Tuesday, October 25, 2011
Still Beautiful After All These Years
“You can go back to the place but not the time”
- from a song by Paul Williams, Waking Up Alone
After decades, and with the help of electronic gadgets, two friends & I were able to happily summon ten former classmates from Ateneo de Davao University to a wonderful powwow here in Davao City.
An important part of the preparations was what to show as the best places of Davao City to someone who used to live in the good old Davao City. It is easy to list the usual Davao city showcases if one is just a day or a two day visitor. We went to the Peoples Park with greens and with the monkey eating Eagle sculpture, which is a conspicuous icon in our park by Kublai. The EAGLE is also incidentally the symbol of Ateneo. Linda Altarejos, the Manila resident former classmate remarked to us, “Where else to find the best symbol of Ateneo if not in Davao?”
We capped our Davao City tour with songs by Popong Landero and group at Taboan. I must say that the Matina Town Square where the music literati congregate is also one of Davao’s best artistic sites.
We also spent time returning to Ateneo at Roxas St, and Agnes Miclat, the writer & my modern Babaylan recalled that the area where the Ateneo Finster building is located was a grassland swamp when we were students. Today, Ateneo students fear the expected flood at the slightest hint of rain. Pet shared an indigenous knowledge that Davao City was the rice fields of our Bagobos in recent history. Which is why, a major drift in the conversation during the reunion proper was about the recent floods of Davao City & for this, realtors (represented by Genette Ledesma in our group) can play a crucial role in advocating for proper land use regulation.

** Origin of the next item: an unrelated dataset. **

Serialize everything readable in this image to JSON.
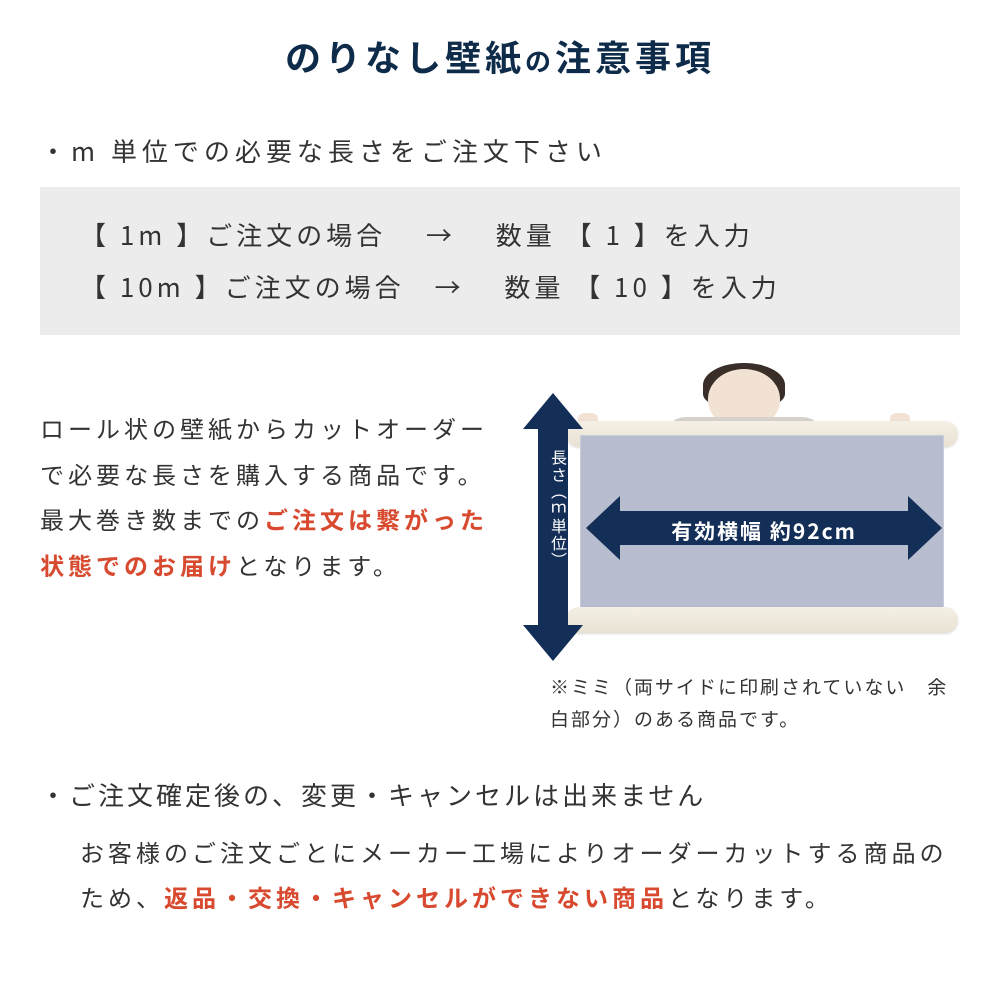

Father Finster, SJ, was our teacher in Theology and we burst into laughter recalling how our dear classmate, the late Bernadette “Benjie” Ledesma, would act out in coaching a classmate during class recitation and the Father Finster could read the sign being acted out and instead of getting mad would equally & quickly respond in profound humor by urging the coaching student to belt it out. “Say it, Bernadette,” the late Father Finster, would say. Benjie, of course, before she died, became active at PETA as a stage and movie actress. Even now, that scene could draw heaps of laughter from us that draw the attention of diners at Bistro Rosario where we held the pocket powwow over the weekend.
Someone commented on Facebook when we posted the picture that painted a “thousand” words that our Ateneo freshmen honors’ class turned out powerful & beautiful people : Ivy Abella, businesswoman & proud mother of three children & one of them is a vice consul in Madrid, Linda Altarejos, a finance expert who flew in from Manila, Dina de los Reyes, an Obstetrician-Gynecologist who had to excuse during the powwow to do a dilatation & curettage (d&c) but came back to rejoin, Bel Grandea, our sensual trainor & writer who also flew in from Cebu, Genette Ledesma, a Mutya ng Davao, realtor & proud mother of children working in Europe’s finest companies, Nelia Meren, an accountant at COA, Agnes Miclat, writer, teacher, & my modern Babaylan, Rosario Soriano, an accountant at PAGCOR, Miriam Tan, an entrepreneur & accountant & one of her kids is a Science wizard; and moi.
All of our male classmates except two or so are working out of town: a businessman in Cebu, doctors in Manila & abroad, or engineers abroad. Why, they could not come is another story. I was missing Mabel Gardose, our classmate because our friendship paced through the years from Davao through the Manila years to visits in New York. Mabel who earlier trained as a doctor now owns a building in Manhattan’s Upper East Side.
To some of us, a source of pride was having raised children but who are now trying out “life’s uniforms” in their chosen work away from home. Some of us are experiencing the so called empty - nest - syndrome. And perhaps, it is one of the reasons why we now have time to organize our long overdue reunions and catching up meetings which can collectively be beneficial for our well being as we journey through the second half of our adult life.